Don’t get me wrong. I’m not trying to brag on myself. But the plain fact of the matter is that I bake bread at least 6 days a week, ranging in quantity from 2 to 12 loaves. So naturally I get a lot of practice; not nearly as much as I would in an actual commercial artisan bread bakery, but enough practice to where I’ve developed a comparatively high degree of skill.
So one would assume that with all the bread that I bake that I have this super starter that I keep alive and have grown from scratch to give me my signature taste. But I don’t have one, and as I admitted to a close friend of mine last night, I really don’t have any intention of getting one started very soon. I know that I have mentioned in the past that I will eventually get around to making a levain, but the truth is, I’m having too much fun and too much success with my bread to even consider it.
So here’s my dirty little secret: None of my bread is made with a sourdough starter, nor do I in the immediate future intend to start and grow one. So there! 🙂
I used to think that not going down the whole sourdough starter route made my bread less “artisanal,” so I didn’t openly admit that I didn’t use one. I’d say that I have a culture in my fridge that I was intending to use. But truth be told, it has been sitting in my fridge for months now, and though it’s not dead (yeast and microbes go dormant, not dead), it’ll take at least a week to revive it. That’s a week I don’t want waste.

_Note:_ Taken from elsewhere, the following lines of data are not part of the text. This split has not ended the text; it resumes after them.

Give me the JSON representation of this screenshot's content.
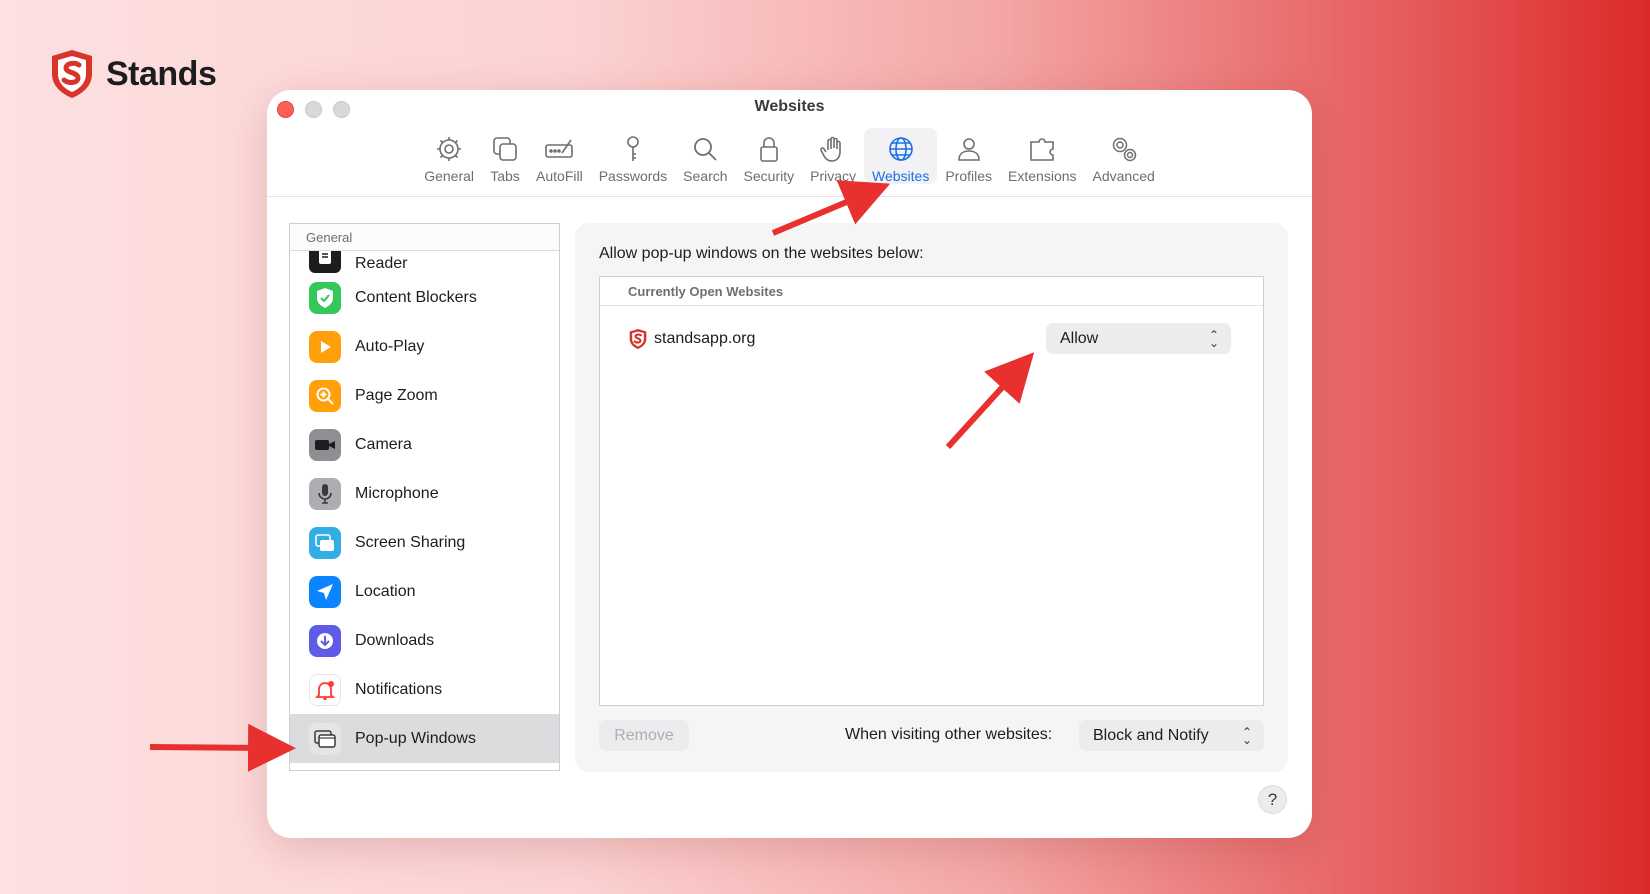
{
  "brand": {
    "name": "Stands"
  },
  "window": {
    "title": "Websites"
  },
  "toolbar": {
    "tabs": [
      {
        "label": "General",
        "icon": "gear-icon"
      },
      {
        "label": "Tabs",
        "icon": "tabs-icon"
      },
      {
        "label": "AutoFill",
        "icon": "autofill-icon"
      },
      {
        "label": "Passwords",
        "icon": "key-icon"
      },
      {
        "label": "Search",
        "icon": "magnifier-icon"
      },
      {
        "label": "Security",
        "icon": "lock-icon"
      },
      {
        "label": "Privacy",
        "icon": "hand-icon"
      },
      {
        "label": "Websites",
        "icon": "globe-icon",
        "active": true
      },
      {
        "label": "Profiles",
        "icon": "person-icon"
      },
      {
        "label": "Extensions",
        "icon": "puzzle-icon"
      },
      {
        "label": "Advanced",
        "icon": "gears-icon"
      }
    ]
  },
  "sidebar": {
    "header": "General",
    "items": [
      {
        "label": "Reader",
        "icon": "reader-icon",
        "color": "#1d1d1f"
      },
      {
        "label": "Content Blockers",
        "icon": "shield-check-icon",
        "color": "#34c759"
      },
      {
        "label": "Auto-Play",
        "icon": "play-icon",
        "color": "#ff9f0a"
      },
      {
        "label": "Page Zoom",
        "icon": "zoom-icon",
        "color": "#ff9f0a"
      },
      {
        "label": "Camera",
        "icon": "camera-icon",
        "color": "#636366"
      },
      {
        "label": "Microphone",
        "icon": "microphone-icon",
        "color": "#8e8e93"
      },
      {
        "label": "Screen Sharing",
        "icon": "screen-sharing-icon",
        "color": "#32ade6"
      },
      {
        "label": "Location",
        "icon": "location-icon",
        "color": "#0a84ff"
      },
      {
        "label": "Downloads",
        "icon": "download-icon",
        "color": "#5e5ce6"
      },
      {
        "label": "Notifications",
        "icon": "bell-icon",
        "color": "#ff3b30"
      },
      {
        "label": "Pop-up Windows",
        "icon": "popup-windows-icon",
        "color": "#8e8e93",
        "selected": true
      }
    ]
  },
  "main": {
    "description": "Allow pop-up windows on the websites below:",
    "list_header": "Currently Open Websites",
    "sites": [
      {
        "name": "standsapp.org",
        "setting": "Allow"
      }
    ],
    "remove_label": "Remove",
    "other_label": "When visiting other websites:",
    "other_value": "Block and Notify",
    "help_label": "?"
  },
  "colors": {
    "accent": "#1a6fe6",
    "arrow": "#e8312f",
    "brand": "#d9342b"
  }
}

Furthermore, as I’ve dived deeper and deeper into the artisan bread making rabbit hole, I’ve realized that there’s really no formal definition for “artisan bread.” The only common factors are that it is made up of only flour, water, salt, and a leavening agent (with no chemical additives) and that it is handmade; well, at least the shaping part. Hell! Even commercial artisan bakeries use mixers for at least part of their process. 🙂 So I figured that if I’m meeting those informal criteria, my sourdough starter-less bread is no less artisanal than one made with a levain.
People have debated with me that a sourdough starter makes their bread more complex and nutritious. But as I’ve mentioned previously, I have spent a lot of time introducing complexity and nutrition through other factors such as flour mixtures and varying my pre-ferment fermentation times, among other things.

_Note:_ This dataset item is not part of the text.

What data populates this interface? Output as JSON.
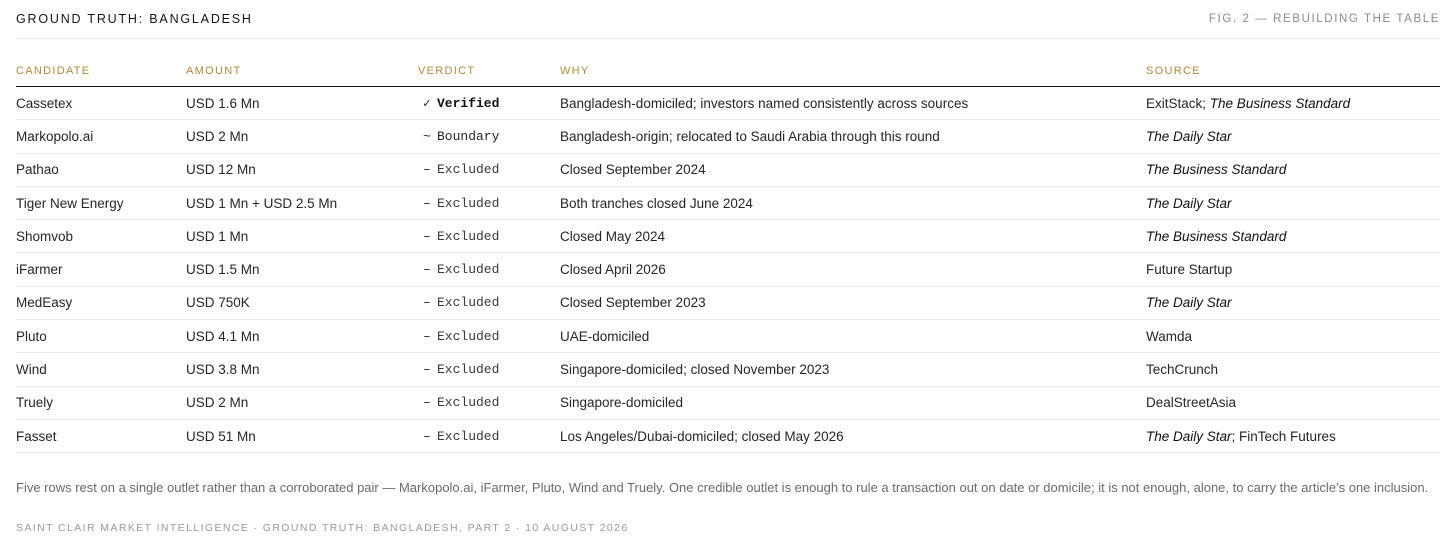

I think what “ruined” it for me using a sourdough starter was my focus on developing my poolish technique. Once I figured out that if I vary the fermentation times of the poolish, I could affect different flavor profiles in my bread and also introduce other by-products like amino acids and enzymes that make the bread more digestible, on top of adding flavor, so the whole sourdough being more nutritious argument kind of went out the window.

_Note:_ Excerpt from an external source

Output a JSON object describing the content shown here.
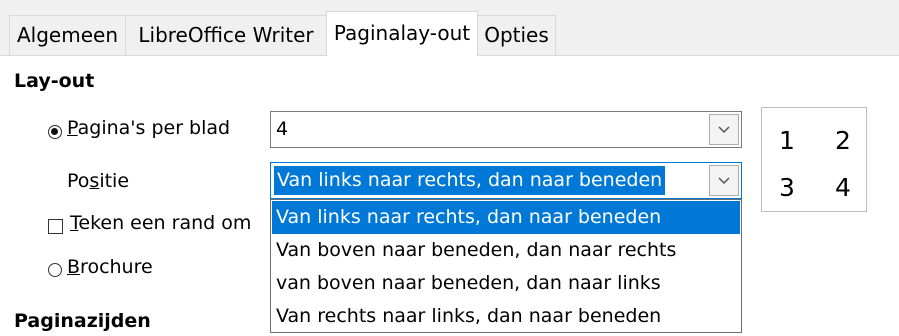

After that, I kind of lost my aspiration to make a sourdough starter. BUT, I’m excited to say that I also recently started using a Pâte Fermentée, or old dough technique with my baguettes where I reserve some of the dough from the previous day’s bake to kickstart the current day’s dough. I have to do write-up on it once I’ve worked out the process, but so far, it works marvelously!
So… Sourdough starter? We don’t need no stickin’ sourdough starter. And there’s my dirty little secret! Nee-nee nee-nee neeeee-neeeeee!